New CPR Report Finds Maryland Failing to Enforce Clean Water Act

Yee Huang

April 8, 2010

Today CPR releases a new report, Failing the Bay: Clean Water Act Enforcement in Maryland Falling Short. The report, which CPR Member Scholar Robert Glicksman and I co-authored, details the results of an investigation of the Clean Water Act (CWA) enforcement program at the Maryland Department of the Environment (MDE). CPR provided a copy of this report to MDE, and its response (and CPR’s follow-up) is included as an appendix to the report.
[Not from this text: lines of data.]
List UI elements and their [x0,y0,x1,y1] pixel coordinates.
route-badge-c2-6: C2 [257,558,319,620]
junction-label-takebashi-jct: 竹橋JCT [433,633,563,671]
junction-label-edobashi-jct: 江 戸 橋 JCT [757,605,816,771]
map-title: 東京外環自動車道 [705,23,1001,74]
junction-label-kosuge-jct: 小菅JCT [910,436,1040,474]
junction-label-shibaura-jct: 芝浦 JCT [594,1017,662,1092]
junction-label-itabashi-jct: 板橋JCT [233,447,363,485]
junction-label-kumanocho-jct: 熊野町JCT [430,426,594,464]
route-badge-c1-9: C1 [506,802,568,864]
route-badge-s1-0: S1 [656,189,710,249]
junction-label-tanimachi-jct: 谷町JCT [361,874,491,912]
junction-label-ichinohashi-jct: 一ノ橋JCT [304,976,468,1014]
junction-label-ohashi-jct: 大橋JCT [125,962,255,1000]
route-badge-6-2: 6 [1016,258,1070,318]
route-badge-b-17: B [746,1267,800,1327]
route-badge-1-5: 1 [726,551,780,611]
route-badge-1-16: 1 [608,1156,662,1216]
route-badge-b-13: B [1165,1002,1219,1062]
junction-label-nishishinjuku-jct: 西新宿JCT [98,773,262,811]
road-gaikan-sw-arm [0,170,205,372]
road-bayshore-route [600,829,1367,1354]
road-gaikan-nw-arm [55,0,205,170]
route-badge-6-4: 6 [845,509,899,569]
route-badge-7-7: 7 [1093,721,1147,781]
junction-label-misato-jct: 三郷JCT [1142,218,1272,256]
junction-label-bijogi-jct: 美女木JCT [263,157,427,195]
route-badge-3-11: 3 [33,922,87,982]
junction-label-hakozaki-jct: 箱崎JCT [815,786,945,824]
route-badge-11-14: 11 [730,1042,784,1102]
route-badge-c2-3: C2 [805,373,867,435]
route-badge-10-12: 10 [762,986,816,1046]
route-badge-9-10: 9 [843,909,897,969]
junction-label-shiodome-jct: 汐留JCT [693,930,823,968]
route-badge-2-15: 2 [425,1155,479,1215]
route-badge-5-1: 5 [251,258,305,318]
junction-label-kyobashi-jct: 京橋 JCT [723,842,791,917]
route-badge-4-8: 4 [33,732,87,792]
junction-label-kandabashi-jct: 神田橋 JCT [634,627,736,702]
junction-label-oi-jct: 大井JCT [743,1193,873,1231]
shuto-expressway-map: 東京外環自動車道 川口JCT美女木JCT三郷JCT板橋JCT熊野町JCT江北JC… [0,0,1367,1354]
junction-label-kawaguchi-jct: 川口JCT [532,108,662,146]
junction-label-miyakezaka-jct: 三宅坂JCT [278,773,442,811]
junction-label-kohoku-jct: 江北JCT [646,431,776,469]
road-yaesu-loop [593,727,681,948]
Overall, we found that state of Maryland is failing to enforce existing water pollution laws, allowing illegal pollution that damages Maryland waters and the Chesapeake Bay. The report focuses on three specific areas:

  • Funding. MDE is drastically underfunded and is being tasked with greater responsibility despite overall decreases in funding. Between 2000 and 2009, the budget for the Water Management Administration (WMA) at MDE declined nearly 25 percent while the number of permits in effect doubled. The funding shortages are especially pronounced with respect to the enforcement workforce and the number of inspections. The number of inspectors has decreased by 25 percent, and in 2009 the Office of the Attorney General, which makes up MDE’s small legal staff, had a backlog of 325 cases. These funding and personnel shortages seriously undermine the effectiveness of any enforcement program.
  • Program Design. Apart from these shortfalls, MDE has not designed its enforcement program to effectively deter polluters from violating the CWA and state water quality laws. MDE relies primarily on paper audits of facilities’ self-reports and assesses low penalties that have no deterrent effect. Between 2000 and 2009, the average penalty obtained by WMA per enforcement action was approximately $1,260, a fraction of what the Department is empowered to impose. Under Maryland law, for example, the maximum penalty for each single day of violation of the Clean Water Act is $10,000. Other water protection statutes enforced by MDE allow higher penalties. While MDE is required by state law to publish an annual enforcement and compliance report, these reports fail to provide a full picture of statewide enforcement activities by local governments or other delegated authorities.
  • Citizen Suits. MDE fails to take advantage of citizen suits to supplement its own enforcement actions and to maximize its limited resources. Citizen suits are an essential component to any enforcement program because they serve as a backstop to catch violations that an agency cannot or will not address. Several current and former government officials and environmental groups told us that MDE’s skepticism toward citizen suits foments distrust between MDE and the public interest groups, potentially valuable allies in the effort to ensure federal and state water laws are enforced.

The report recommends a series of improvements to bolster MDE’s enforcement program, both actions that can be taken immediately as well as what could be done with increased funding. Some of the recommendations include:

  • Increase Funding. The Maryland General Assembly should provide additional funding for enforcement. As part of this funding, the General Assembly should increase permitting fees, maximum penalty amounts, and nondiscretionary minimum penalty amounts.
  • Revise Program Design. To reinvigorate the deterrent effect of MDE’s enforcement program, the agency should recover any economic benefit achieved by noncompliance from violators and should increase on-site monitoring and inspection activities.
  • Embrace Citizen Suits. To employ its limited resources most effectively, MDE should, on a case-by-case basis, permit citizen suits to proceed in federal court to supplement its own enforcement. Allowing enforcement actions to proceed in federal courts would facilitate maximum penalty recovery and thus create maximum deterrent effect.

Since its passage in 1972, the Clean Water Act has gone a long way toward cleaning up the nation’s waterways. However, the Act alone provides merely the mechanism for cleaner waters. It is enforcement of the Act and its regulations that ultimately are the key drivers for cleaner waters. Without an effective enforcement program, the Act will languish on paper while the waters deteriorate. While Maryland is certainly not the only state in the Chesapeake Watershed that contributes pollution to the Bay, it is one of the states that stands to gain—or lose—the most from the Bay. Maryland must forcefully, publicly, and proudly reinvigorate its enforcement program, for the benefit of all current and future Marylanders and for the sake of the Bay, one of the greatest natural resources in the country.

CPR thanks The Abell Foundation for its generous support in commissioning this report.